Ангел света — страница 55 из 96

Оуэн бормочет:

— Хорошо.

Краешком глаза он наблюдает за Мэем: светлая гладкая кожа Мэя слегка блестит — от света лампы и от волнения, которое чувствуется в его речи.

— Я, собственно, просыпался медленно, — говорит Мэй с хриплым неуверенным смешком. — Проспал почти весь Вьетнам… Камбоджу… всю эту мясорубку… слишком был поглощен своей собственной замкнутой жизнью. Возможно, я уже упоминал, что я — историк-любитель… работаю главным образом над архивом моей семьи. А моя семья на удивление древняя: мои предки прибыли сюда еще до «Мейфлауэра»[36]! Сейчас я с ними порвал, так что не стану докучать тебе перечислением их государственных должностей и частных преступлений, замечу только, что Сэмюел Слоун — ну, ты знаешь, тот архитектор, что построил ваш дом на Рёккен, — так вот он один из моих предков, один из моих любимых предков. Ты ведь живешь в этом георгианском особняке на Рёккен, в конце улицы?.. Да? Настоящая драгоценность, и внутри и снаружи. Дом для этого района небольшой, удивительно компактный. Я не был в гостях у твоей матери лет десять — мы ведь вращаемся в разных кругах, — но помню, как я был приятно поражен интерьером вашего дома. Множество китайских вещиц рококо вполне в духе Слоуна и прелестные акварельные панно в столовой… А это полотно Климта, похожее на мозаику — Бог ты мой! — спящая женщина с длинными спутанными волосами… Можно тебе долить, Оуэн?

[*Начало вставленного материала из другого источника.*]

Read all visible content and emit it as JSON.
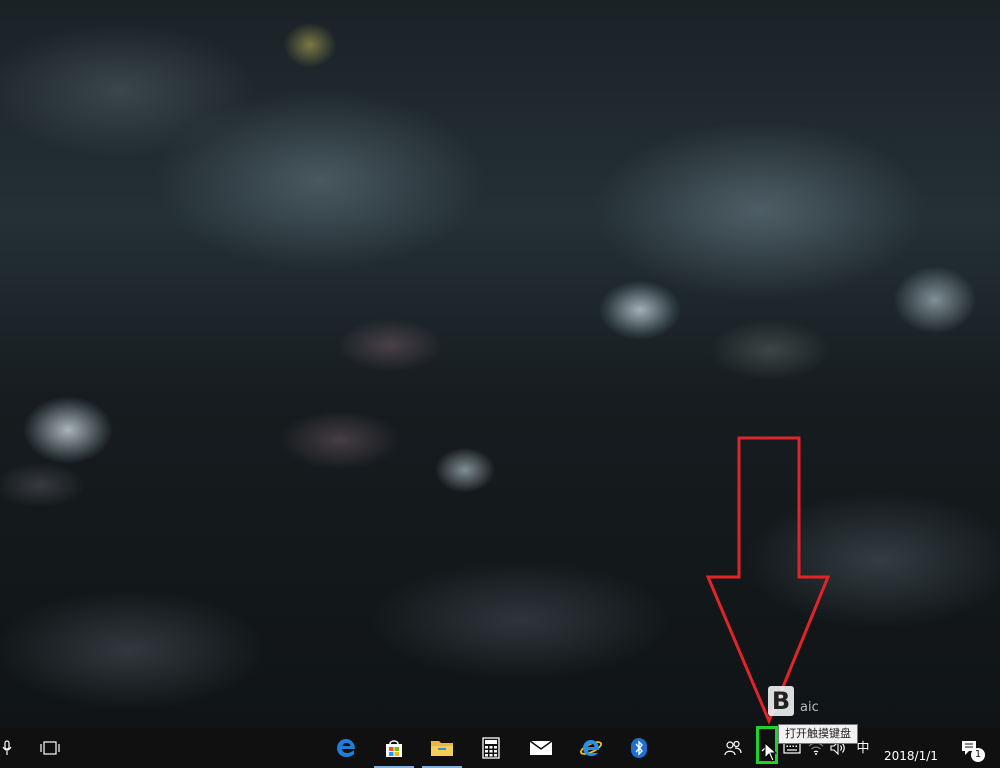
{
  "taskbar": {
    "clock": {
      "date": "2018/1/1"
    },
    "tray": {
      "ime": "中"
    },
    "tooltip": "打开触摸键盘",
    "apps": [
      {
        "name": "edge",
        "icon": "edge-icon"
      },
      {
        "name": "store",
        "icon": "store-icon"
      },
      {
        "name": "file-explorer",
        "icon": "folder-icon"
      },
      {
        "name": "calculator",
        "icon": "calculator-icon"
      },
      {
        "name": "mail",
        "icon": "mail-icon"
      },
      {
        "name": "internet-explorer",
        "icon": "ie-icon"
      },
      {
        "name": "bluetooth",
        "icon": "bluetooth-icon"
      }
    ],
    "notification_count": "1"
  },
  "watermark": {
    "logo_letter": "B",
    "text": "aic"
  },
  "colors": {
    "taskbar_bg": "#101010",
    "highlight_box": "#1fd12b",
    "arrow": "#e0242a",
    "accent": "#1e7fd8"
  }
}
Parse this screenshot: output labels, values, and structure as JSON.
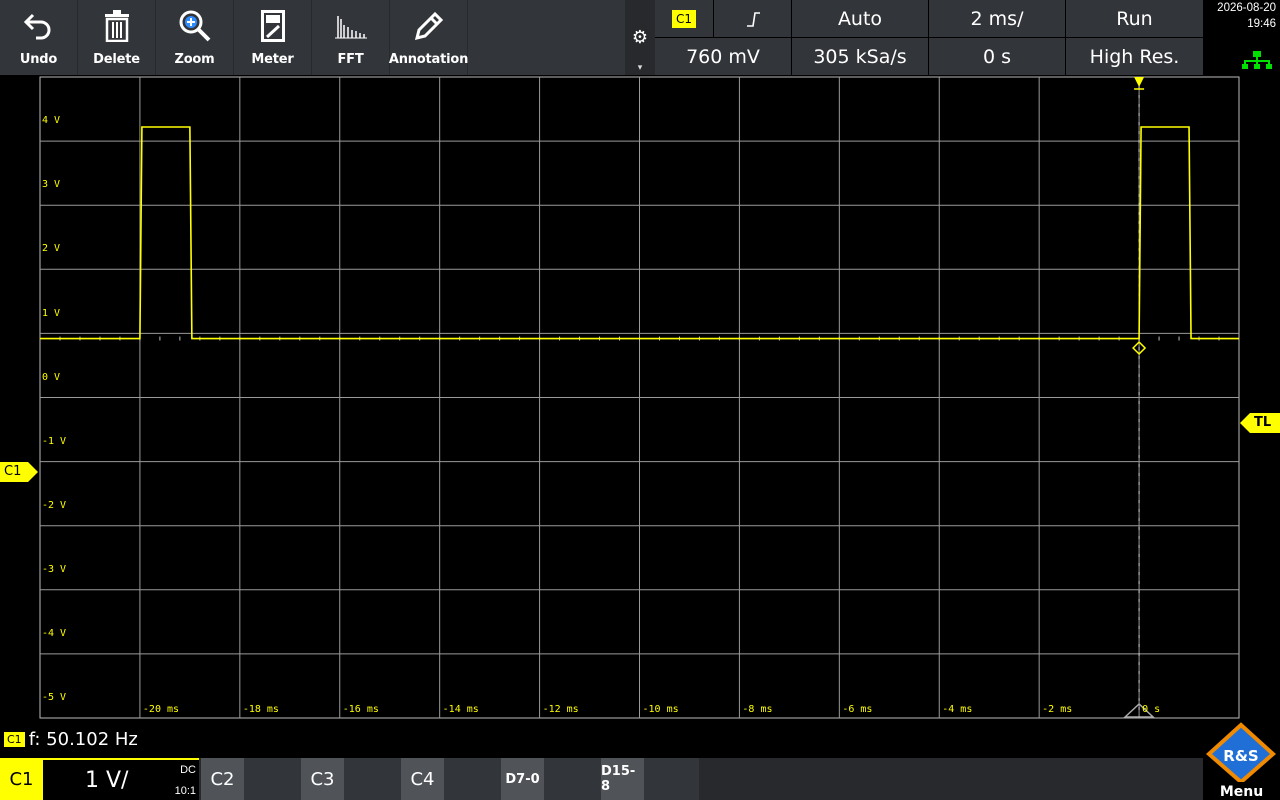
{
  "toolbar": {
    "items": [
      {
        "label": "Undo",
        "icon": "undo-icon"
      },
      {
        "label": "Delete",
        "icon": "trash-icon"
      },
      {
        "label": "Zoom",
        "icon": "zoom-icon"
      },
      {
        "label": "Meter",
        "icon": "meter-icon"
      },
      {
        "label": "FFT",
        "icon": "fft-icon"
      },
      {
        "label": "Annotation",
        "icon": "pencil-icon"
      }
    ]
  },
  "settings": {
    "trigger_source": "C1",
    "trigger_slope_icon": "rising-edge-icon",
    "trigger_mode": "Auto",
    "timebase": "2 ms/",
    "run_state": "Run",
    "trigger_level": "760 mV",
    "sample_rate": "305 kSa/s",
    "horizontal_position": "0 s",
    "acquisition_mode": "High Res."
  },
  "clock": {
    "date": "2026-08-20",
    "time": "19:46"
  },
  "plot": {
    "y_labels": [
      "4 V",
      "3 V",
      "2 V",
      "1 V",
      "0 V",
      "-1 V",
      "-2 V",
      "-3 V",
      "-4 V",
      "-5 V"
    ],
    "x_labels": [
      "-20 ms",
      "-18 ms",
      "-16 ms",
      "-14 ms",
      "-12 ms",
      "-10 ms",
      "-8 ms",
      "-6 ms",
      "-4 ms",
      "-2 ms",
      "0 s"
    ],
    "channel_marker": "C1",
    "trigger_level_marker": "TL",
    "trace_color": "#ffff00",
    "pulses_ms": [
      [
        -20.0,
        -19.0
      ],
      [
        0.0,
        1.0
      ]
    ],
    "pulse_high_v": 3.3,
    "low_v": 0.0
  },
  "measurement": {
    "channel": "C1",
    "text": "f: 50.102 Hz"
  },
  "channels": {
    "c1": {
      "name": "C1",
      "scale": "1 V/",
      "coupling": "DC",
      "probe": "10:1"
    },
    "others": [
      "C2",
      "C3",
      "C4",
      "D7-0",
      "D15-8"
    ]
  },
  "menu": {
    "label": "Menu",
    "logo_text": "R&S"
  }
}
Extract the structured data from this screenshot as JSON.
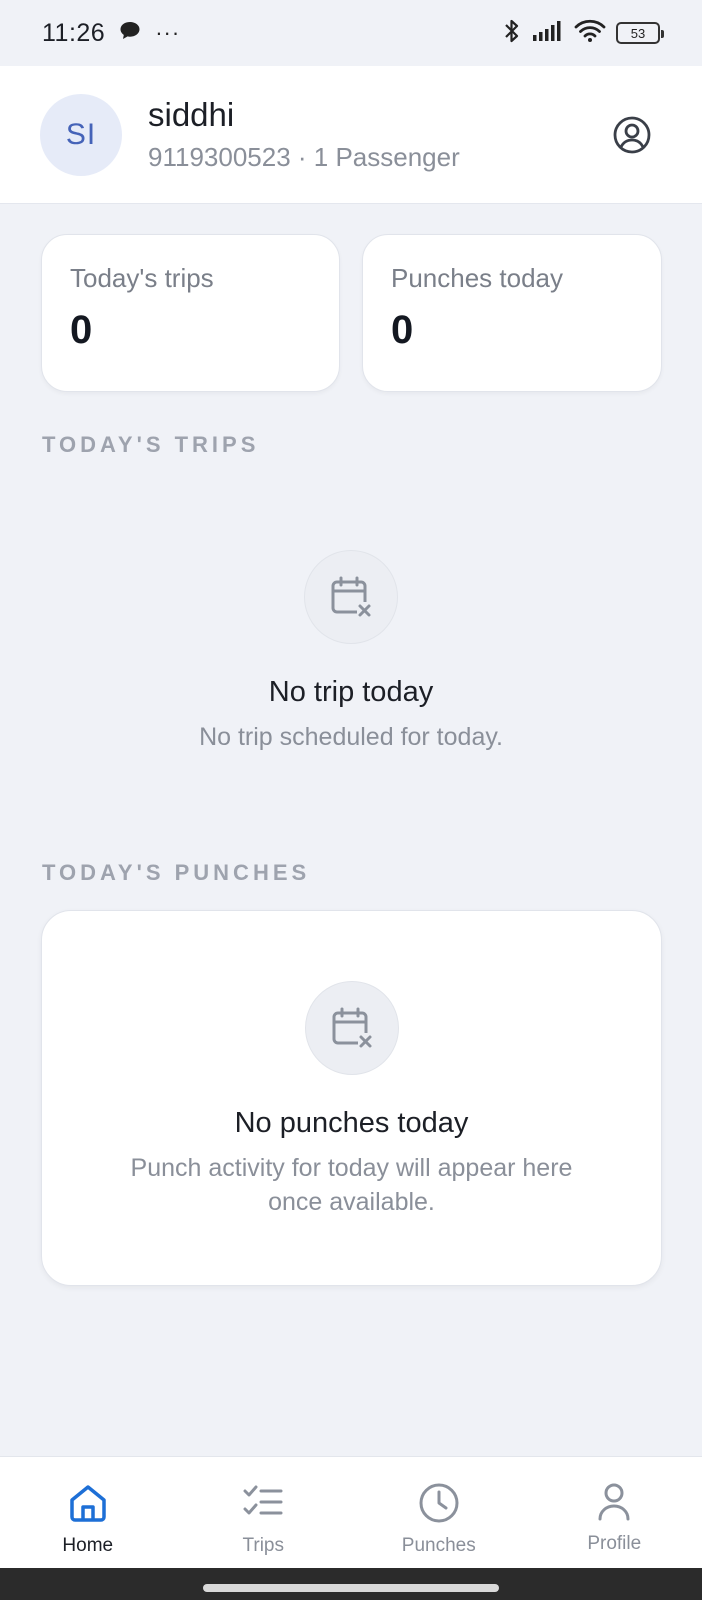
{
  "status_bar": {
    "time": "11:26",
    "dots": "···",
    "battery": "53"
  },
  "header": {
    "avatar_initials": "SI",
    "name": "siddhi",
    "subtitle": "9119300523 · 1 Passenger"
  },
  "stats": {
    "trips_label": "Today's trips",
    "trips_value": "0",
    "punches_label": "Punches today",
    "punches_value": "0"
  },
  "trips_section": {
    "title": "TODAY'S TRIPS",
    "empty_title": "No trip today",
    "empty_subtitle": "No trip scheduled for today."
  },
  "punches_section": {
    "title": "TODAY'S PUNCHES",
    "empty_title": "No punches today",
    "empty_subtitle_line1": "Punch activity for today will appear here",
    "empty_subtitle_line2": "once available."
  },
  "nav": {
    "items": [
      {
        "label": "Home",
        "icon": "home-icon",
        "active": true
      },
      {
        "label": "Trips",
        "icon": "checklist-icon",
        "active": false
      },
      {
        "label": "Punches",
        "icon": "clock-icon",
        "active": false
      },
      {
        "label": "Profile",
        "icon": "person-icon",
        "active": false
      }
    ]
  },
  "colors": {
    "accent": "#1d6fd6",
    "background": "#f0f2f7",
    "avatar_bg": "#e6ebf8",
    "avatar_text": "#4563b8"
  }
}
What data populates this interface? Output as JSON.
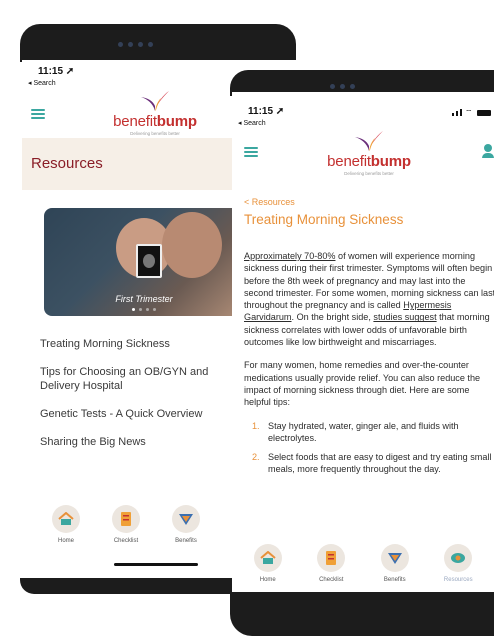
{
  "back_phone": {
    "status_time": "11:15",
    "status_back": "◂ Search",
    "logo": {
      "word_1": "benefit",
      "word_2": "bump",
      "tagline": "Delivering benefits better"
    },
    "section_title": "Resources",
    "carousel_caption": "First Trimester",
    "links": [
      "Treating Morning Sickness",
      "Tips for Choosing an OB/GYN and Delivery Hospital",
      "Genetic Tests - A Quick Overview",
      "Sharing the Big News"
    ],
    "nav": [
      "Home",
      "Checklist",
      "Benefits"
    ]
  },
  "front_phone": {
    "status_time": "11:15",
    "status_back": "◂ Search",
    "logo": {
      "word_1": "benefit",
      "word_2": "bump",
      "tagline": "Delivering benefits better"
    },
    "back_link": "< Resources",
    "title": "Treating Morning Sickness",
    "p1": {
      "link_1": "Approximately 70-80%",
      "t1": " of women will experience morning sickness during their first trimester. Symptoms will often begin before the 8th week of pregnancy and may last into the second trimester. For some women, morning sickness can last throughout the pregnancy and is called ",
      "link_2": "Hypermesis Garvidarum",
      "t2": ". On the bright side, ",
      "link_3": "studies suggest",
      "t3": " that morning sickness correlates with lower odds of unfavorable birth outcomes like low birthweight and miscarriages."
    },
    "p2": "For many women, home remedies and over-the-counter medications usually provide relief. You can also reduce the impact of morning sickness through diet. Here are some helpful tips:",
    "tips": [
      {
        "num": "1.",
        "text": "Stay hydrated, water, ginger ale, and fluids with electrolytes."
      },
      {
        "num": "2.",
        "text": "Select foods that are easy to digest and try eating small meals, more frequently throughout the day."
      }
    ],
    "nav": [
      "Home",
      "Checklist",
      "Benefits",
      "Resources"
    ]
  },
  "colors": {
    "accent_orange": "#e8913a",
    "brand_red": "#c3302f",
    "resources_title": "#8a1d27",
    "teal": "#3ba7a0",
    "header_band": "#f6efe7"
  }
}
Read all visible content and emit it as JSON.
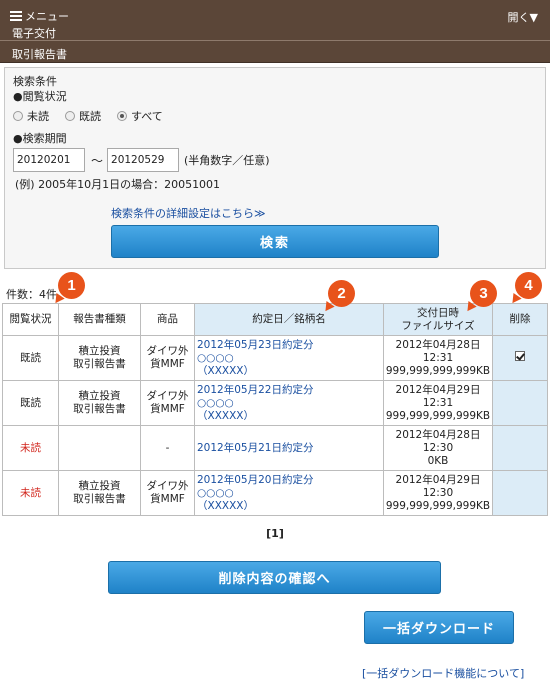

— Нет, спасибо, — бормочет Оуэн.

— Тебя не смутило… что я вспомнил о твоем доме? Вид у тебя крайне расстроенный.

— Я… я… я вовсе не расстроен, благодарю вас, — произносит Оуэн, улыбаясь дрожащими губами.

— Но ты презираешь свой дом, верно?

— Я презираю его обитателей, — говорит, прокашлявшись, Оуэн. Он чувствует себя покрепче: желудок вроде бы утихомирился.

— И правильно, — говорит Мэй, весь передернувшись, — это не женщина, а сплошная зараза. — Если Мэй и замечает, как вздрогнул Оуэн, то, ничем этого не показав, спокойно продолжает: — Твоя мамочка не столько развращена, порочна и эгоистична, сколько абсолютно никчемна… мусор… хлам. Я имею в виду — в буквальном смысле слова мусор на лике земли. Она же дочь фашиста-гангстера, который, безусловно, заслуживал иной смерти — он ведь умер просто от инсульта, верно? Все-таки нет справедливости.

— Да, — говорит Оуэн, — он умер года два-три тому назад, от нескольких инсультов подряд.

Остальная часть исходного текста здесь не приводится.